In een arrest dd. 5 maart 2013 diende het Hof van Beroep te Antwerpen te oordelen over de vraag of de bedrijfsleider van een NV, die het voorwerp was van een kapitaalinbreng door een nationale investeringsmaatschappij, een belastbare bedrijfsleiderbezoldiging verkreeg door bij de inkoop van de aandelen die naar aanleiding van de kapitaalinbreng werden gecreëerd een meerwaarde te realiseren.
Bij de kapitaalverhoging werd bepaald dat na een periode van vijf jaar per jaar 10% van de uitgeven aandelen het voorwerp diende uit te maken van een aanbod tot inkoop door de NV, en dit tegen de nominale waarde. De NV bekwam daarmee een onherroepelijk en overdraagbaar optierecht.
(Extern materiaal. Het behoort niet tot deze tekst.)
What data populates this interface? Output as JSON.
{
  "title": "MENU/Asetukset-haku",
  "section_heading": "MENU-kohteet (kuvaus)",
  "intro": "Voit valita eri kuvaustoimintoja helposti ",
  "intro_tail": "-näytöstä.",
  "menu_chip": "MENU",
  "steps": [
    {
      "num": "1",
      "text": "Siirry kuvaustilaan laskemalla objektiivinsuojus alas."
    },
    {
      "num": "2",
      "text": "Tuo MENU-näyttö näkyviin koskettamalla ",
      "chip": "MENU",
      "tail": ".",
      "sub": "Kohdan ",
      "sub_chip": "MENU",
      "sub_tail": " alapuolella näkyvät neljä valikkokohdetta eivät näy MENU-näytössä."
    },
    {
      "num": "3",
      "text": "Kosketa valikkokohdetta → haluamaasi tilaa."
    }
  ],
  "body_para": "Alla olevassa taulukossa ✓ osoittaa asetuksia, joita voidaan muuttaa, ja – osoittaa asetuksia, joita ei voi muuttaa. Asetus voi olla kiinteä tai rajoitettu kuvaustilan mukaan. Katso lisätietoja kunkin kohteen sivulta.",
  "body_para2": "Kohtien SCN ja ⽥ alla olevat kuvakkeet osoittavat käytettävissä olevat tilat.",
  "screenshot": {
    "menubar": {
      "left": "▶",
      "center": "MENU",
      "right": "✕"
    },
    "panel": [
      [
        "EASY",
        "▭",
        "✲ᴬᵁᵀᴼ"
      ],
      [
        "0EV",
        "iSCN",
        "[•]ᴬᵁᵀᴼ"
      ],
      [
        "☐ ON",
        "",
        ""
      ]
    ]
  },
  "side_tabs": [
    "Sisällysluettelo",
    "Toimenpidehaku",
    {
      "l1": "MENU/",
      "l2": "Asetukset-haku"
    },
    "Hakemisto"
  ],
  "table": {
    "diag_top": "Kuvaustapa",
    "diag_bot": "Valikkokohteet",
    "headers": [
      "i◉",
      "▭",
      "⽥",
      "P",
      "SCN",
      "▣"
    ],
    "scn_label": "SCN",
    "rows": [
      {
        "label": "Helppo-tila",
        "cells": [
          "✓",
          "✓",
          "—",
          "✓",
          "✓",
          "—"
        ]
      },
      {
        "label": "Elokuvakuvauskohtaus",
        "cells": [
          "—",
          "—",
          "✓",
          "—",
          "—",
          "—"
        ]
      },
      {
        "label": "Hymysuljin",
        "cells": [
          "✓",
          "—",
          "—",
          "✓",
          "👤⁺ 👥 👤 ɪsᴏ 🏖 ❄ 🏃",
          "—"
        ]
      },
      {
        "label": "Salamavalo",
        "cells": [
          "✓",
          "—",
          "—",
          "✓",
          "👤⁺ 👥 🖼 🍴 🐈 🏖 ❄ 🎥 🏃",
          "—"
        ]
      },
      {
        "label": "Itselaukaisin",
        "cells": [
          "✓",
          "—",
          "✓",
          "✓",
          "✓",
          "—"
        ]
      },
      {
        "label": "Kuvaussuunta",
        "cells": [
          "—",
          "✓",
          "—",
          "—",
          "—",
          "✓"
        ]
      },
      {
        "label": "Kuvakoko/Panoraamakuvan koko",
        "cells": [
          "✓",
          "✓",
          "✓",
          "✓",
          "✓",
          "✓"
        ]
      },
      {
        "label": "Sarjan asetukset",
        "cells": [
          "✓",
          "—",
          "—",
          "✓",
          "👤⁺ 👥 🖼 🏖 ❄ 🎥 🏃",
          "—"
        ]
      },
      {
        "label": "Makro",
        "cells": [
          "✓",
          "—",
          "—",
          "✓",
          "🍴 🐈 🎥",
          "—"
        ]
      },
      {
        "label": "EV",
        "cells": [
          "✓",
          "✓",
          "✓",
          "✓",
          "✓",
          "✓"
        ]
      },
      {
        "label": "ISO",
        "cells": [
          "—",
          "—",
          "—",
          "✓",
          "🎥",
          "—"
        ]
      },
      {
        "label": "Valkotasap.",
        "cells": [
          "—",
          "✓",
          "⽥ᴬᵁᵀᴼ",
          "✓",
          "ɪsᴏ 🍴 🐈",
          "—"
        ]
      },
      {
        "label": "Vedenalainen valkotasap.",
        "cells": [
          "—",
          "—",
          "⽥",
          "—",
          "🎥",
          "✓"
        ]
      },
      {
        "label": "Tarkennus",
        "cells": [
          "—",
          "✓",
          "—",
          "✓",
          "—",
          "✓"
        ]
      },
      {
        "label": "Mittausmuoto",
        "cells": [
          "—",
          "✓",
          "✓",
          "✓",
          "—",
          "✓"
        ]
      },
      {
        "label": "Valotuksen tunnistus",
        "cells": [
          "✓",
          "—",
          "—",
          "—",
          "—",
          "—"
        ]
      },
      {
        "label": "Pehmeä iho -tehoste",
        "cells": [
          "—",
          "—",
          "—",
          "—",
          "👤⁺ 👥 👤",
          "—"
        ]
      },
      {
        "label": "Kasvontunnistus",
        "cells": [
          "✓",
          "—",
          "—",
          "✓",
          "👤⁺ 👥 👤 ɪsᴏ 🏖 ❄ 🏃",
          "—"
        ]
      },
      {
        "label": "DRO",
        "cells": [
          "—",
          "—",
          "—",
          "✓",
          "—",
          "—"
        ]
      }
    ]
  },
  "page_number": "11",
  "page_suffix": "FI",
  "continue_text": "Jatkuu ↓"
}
Bij het verstrijken van de eerste periode van vijf jaar werd een deel van de aandelen ingekocht door de bedrijfsleider van de NV tegen de nominale waarde, terwijl de werkelijke waarde van de aandelen hoger lag.
Naar aanleiding van deze inkoop was de fiscale administratie van oordeel dat de bedrijfsleider een voordeel uit de vennootschap bekwam dewelke als een bedrijfsleiderbezoldiging belast diende te worden. Het Hof van Beroep wijst deze stelling van de hand. Vooreerst stelt het Hof vast dat er geen sprake is van een optieovereenkomst tussen de NV en haar bedrijfsleider. De optieovereenkomst werd daarentegen gesloten tussen de NV en de nationale investeringsmaatschappij. Bovendien vloeit het voordeel niet voort uit de hoedanigheid van bestuurder van de NV, daar uit de verslagen van de algemene vergadering blijkt dat alle aandeelhouders de kans kregen om de desbetreffende aandelen in te kopen. Bij afwezigheid van een causaal verband tussen de hoedanigheid van bestuurder en het verkregen voordeel kan er dan ook geen sprake zijn van een bedrijfsleiderbezoldiging in de zin van artikel 32 WIB.